A las siete, Craig se encontró con Bartlett en el bungalow de Ted. No estaba allí. Se dirigieron entonces hacia el edificio principal.
—Estos días, eres tan popular para Teddy como yo —comentó Bartlett.
Craig se encogió de hombros.
—Escuche, si quiere desquitarse conmigo, no me importa. En cierta forma, es por mi culpa que está en esta situación.
—¿Y eso a qué viene?
—Yo le presenté a Leila. Ella salía conmigo.
Llegaron a la terraza a tiempo para oír la última broma: «En “Cypress Point”, por cuatro mil dólares a la semana, se podían utilizar las piscinas que tenían agua».
No hubo rastros de Elizabeth durante la hora del cóctel. Craig esperó un rato por si la veía llegar, pero no apareció. Bartlett se unió al tenista y su novia. Ted estaba conversando con la condesa y su grupo; Cheryl estaba cogida de su brazo. Un Syd malhumorado estaba solo. Craig se le acercó.
—¿Esa prueba de la que habló Cheryl anoche, estaba ebria o era la estupidez habitual?
Sabía que a Syd no le hubiese molestado dirigir un golpe contra él. Syd lo consideraba, como a todos los parásitos del mundo de Ted, el obstáculo para la generosidad de Ted. Craig se consideraba más bien un guardameta: había que pasar a través de él para hacer un gol.
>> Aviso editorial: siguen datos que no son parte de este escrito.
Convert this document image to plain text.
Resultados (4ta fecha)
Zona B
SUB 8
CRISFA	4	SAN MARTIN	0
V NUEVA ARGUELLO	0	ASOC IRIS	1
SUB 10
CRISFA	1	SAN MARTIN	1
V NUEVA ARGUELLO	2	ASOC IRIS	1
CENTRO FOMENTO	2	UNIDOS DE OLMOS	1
—Diría, más bien —respondió Syd—, que Cheryl nos estaba regalando con una de sus habituales y espléndidas actuaciones dramáticas.
*****
Min y Helmut no aparecieron en el comedor hasta que todos los invitados estuvieron sentados. Craig notó lo demacrados que estaban y lo artificial de sus sonrisas mientras iban saludando de mesa en mesa. ¿Y por qué no? Su negocio consistía en retardar la vejez, la enfermedad y la muerte y esa tarde, Sammy les probó que era un esfuerzo inútil.
Al sentarse, Min se disculpó por llegar tarde. Ted ignoró a Cheryl cuya mano seguía aferrada a él con insistencia.
—¿Cómo está Elizabeth?
Fue Helmut quien le respondió.
—No muy bien. Tuve que darle un sedante.
«¿Alvirah Mechan no dejará nunca de jugar con ese maldito broche?», se preguntó Craig. Se había colocado entre él y Ted. Miró alrededor. Min, Helmut, Syd, Cheryl, Bartlett, Ted, la señora Meehan, él mismo. Había un lugar más preparado a su lado. Le preguntó a Min para quién era.
—Para el sheriff Alshorne. Acaba de regresar. En estos momentos está hablando con Elizabeth. Por favor, todos sabemos lo tristes que estamos por haber perdido a Sammy, pero sería mejor que no habláramos de ello durante la cena.
—¿Por qué el sheriff quiere hablar con Elizabeth Lange? —preguntó Alvirah Mechan—. No creerá que hay algo raro en que la señorita Samuels haya muerto en la casa de baños, ¿no?
Siete pares de ojos petrificados desalentaron nuevas preguntas.
La sopa era de melocotón helado y fresas, una de las especialidades de «Cypress Point». Alvirah tomó la suya con satisfacción. El Globe estaría muy interesado en saber que Ted se preocupaba por Elizabeth.
Estaba ansiosa por conocer al sheriff.